The context of the new rules

The proposal to remove tax on foreign-sourced PIE income earned by non-residents was first raised during the Jobs Summit in January 2009. It was considered that the imposition of tax in this situation potentially acted as a barrier to the development of New Zealand’s fund management industry as it discourages non-residents from investing in New Zealand Funds.

Subsequently the Capital Market Development Taskforce (“CMDTF”) recommended pursuing opportunities to develop New Zealand as an exporter of high-value middle and back-office services for fund management companies in its final report to Government in December 2009. One of the areas the CMDTF identified where New Zealand could export financial market services is in the Asia-Pacific region.

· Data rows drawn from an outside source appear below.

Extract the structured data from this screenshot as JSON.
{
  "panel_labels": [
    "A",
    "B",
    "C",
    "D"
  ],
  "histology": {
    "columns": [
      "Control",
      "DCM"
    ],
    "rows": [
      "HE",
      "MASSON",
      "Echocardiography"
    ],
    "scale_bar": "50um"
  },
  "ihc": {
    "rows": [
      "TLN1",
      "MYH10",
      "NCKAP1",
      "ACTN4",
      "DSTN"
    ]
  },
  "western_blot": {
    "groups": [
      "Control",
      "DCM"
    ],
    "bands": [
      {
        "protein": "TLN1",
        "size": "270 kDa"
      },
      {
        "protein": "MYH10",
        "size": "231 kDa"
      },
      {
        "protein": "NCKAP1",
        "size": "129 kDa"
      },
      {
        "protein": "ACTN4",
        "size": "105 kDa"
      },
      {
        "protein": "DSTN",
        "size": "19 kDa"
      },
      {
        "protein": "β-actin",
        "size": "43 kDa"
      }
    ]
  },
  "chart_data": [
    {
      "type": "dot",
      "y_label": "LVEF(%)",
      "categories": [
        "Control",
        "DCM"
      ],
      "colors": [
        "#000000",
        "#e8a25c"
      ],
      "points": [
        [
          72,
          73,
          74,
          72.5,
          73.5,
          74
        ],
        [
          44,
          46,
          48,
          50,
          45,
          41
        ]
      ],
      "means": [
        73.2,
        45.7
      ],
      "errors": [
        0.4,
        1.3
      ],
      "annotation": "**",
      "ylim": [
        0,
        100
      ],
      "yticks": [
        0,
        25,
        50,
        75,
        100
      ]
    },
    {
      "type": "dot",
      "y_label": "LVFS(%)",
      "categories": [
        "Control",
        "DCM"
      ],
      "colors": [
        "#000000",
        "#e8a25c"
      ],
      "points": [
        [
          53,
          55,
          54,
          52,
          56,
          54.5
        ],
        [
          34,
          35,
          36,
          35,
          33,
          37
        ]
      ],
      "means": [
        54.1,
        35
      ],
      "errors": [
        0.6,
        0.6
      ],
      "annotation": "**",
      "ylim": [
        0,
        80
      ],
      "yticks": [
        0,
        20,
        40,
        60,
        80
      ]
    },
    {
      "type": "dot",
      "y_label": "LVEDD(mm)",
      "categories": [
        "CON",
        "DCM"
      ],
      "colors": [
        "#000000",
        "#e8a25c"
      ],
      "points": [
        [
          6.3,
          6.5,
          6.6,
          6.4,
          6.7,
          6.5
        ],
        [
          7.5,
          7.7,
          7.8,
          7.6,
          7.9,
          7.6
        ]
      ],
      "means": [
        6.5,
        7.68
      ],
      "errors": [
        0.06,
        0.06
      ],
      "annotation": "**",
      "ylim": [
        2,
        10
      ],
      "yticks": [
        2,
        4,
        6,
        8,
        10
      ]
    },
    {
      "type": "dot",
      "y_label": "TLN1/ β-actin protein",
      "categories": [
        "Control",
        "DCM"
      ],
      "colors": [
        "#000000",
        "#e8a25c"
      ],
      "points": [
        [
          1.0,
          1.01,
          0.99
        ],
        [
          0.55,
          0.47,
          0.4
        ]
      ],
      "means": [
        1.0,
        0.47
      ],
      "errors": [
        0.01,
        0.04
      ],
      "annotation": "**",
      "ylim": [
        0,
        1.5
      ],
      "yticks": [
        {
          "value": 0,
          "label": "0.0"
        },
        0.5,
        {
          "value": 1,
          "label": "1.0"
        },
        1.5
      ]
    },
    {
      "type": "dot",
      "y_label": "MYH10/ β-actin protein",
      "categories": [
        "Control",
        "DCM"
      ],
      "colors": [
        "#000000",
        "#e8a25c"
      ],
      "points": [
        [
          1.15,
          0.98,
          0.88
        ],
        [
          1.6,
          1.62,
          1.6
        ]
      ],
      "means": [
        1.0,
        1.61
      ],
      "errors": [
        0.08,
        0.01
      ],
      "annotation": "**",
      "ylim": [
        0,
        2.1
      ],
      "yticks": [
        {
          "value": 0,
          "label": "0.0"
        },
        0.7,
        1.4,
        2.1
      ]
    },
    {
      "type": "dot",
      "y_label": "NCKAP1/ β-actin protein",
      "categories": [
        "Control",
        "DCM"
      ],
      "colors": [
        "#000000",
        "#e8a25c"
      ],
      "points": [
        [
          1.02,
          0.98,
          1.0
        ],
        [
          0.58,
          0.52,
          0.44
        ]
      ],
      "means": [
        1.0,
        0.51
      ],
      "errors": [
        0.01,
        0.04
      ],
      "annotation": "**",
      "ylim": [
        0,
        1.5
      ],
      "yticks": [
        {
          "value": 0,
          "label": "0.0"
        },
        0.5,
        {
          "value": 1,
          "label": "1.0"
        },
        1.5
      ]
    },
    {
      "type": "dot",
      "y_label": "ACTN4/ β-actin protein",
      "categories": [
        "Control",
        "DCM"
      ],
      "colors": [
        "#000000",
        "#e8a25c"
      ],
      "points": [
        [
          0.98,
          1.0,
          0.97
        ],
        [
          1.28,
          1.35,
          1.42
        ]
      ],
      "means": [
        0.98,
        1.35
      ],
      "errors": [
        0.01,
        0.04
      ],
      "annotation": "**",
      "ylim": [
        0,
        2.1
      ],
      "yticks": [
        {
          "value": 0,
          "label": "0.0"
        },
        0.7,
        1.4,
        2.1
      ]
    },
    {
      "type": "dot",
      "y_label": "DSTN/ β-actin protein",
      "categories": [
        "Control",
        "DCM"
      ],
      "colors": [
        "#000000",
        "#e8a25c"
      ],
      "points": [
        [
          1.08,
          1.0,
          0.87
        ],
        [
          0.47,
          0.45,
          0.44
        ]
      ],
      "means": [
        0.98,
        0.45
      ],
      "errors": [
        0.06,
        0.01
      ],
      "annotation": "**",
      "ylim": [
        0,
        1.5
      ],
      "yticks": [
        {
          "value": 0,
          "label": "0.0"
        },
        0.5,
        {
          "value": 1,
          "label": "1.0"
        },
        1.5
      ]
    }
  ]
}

Following the final report of the CMDTF the New Zealand Government established an advisory group, the International Fund Services Development Group, to report back on how New Zealand could successfully position and market itself as an international funds domicile. The Government was particularly interested in how this positioning might create opportunities for strengthening New Zealand’s funds management industry and capital markets and raise New Zealand’s profile as a successful niche player in financial services. A recent report of this group suggests that New Zealand should join forces with Australia in building a financial services hub in the Asia-Pacific to take advantage of fast-growing nations in the region. Given that Australia is positioning itself as a centre for asset management services, it looks at New Zealand as potentially a complementary partner in servicing the Asia-Pacific region.

It was acknowledged that creating the hub will require major tax and regulatory reform. The pending legislation to cut PIE tax on foreign-sourced income to zero is the first step in that direction. The report recommended putting in place the regulatory framework by the end of next year, followed by a coordinated bid to attract business for domicile in New Zealand.

In conclusion we note that the reform is a positive step towards growing NZ funds management industry. However the costs of electing into the regime may well outstrip any benefits that may arise at least in the short term. In addition while the tax changes are one step, the overall success of the reform will be largely dependent on the creation and implementation of an adequate regulatory framework for foreign investments via NZ.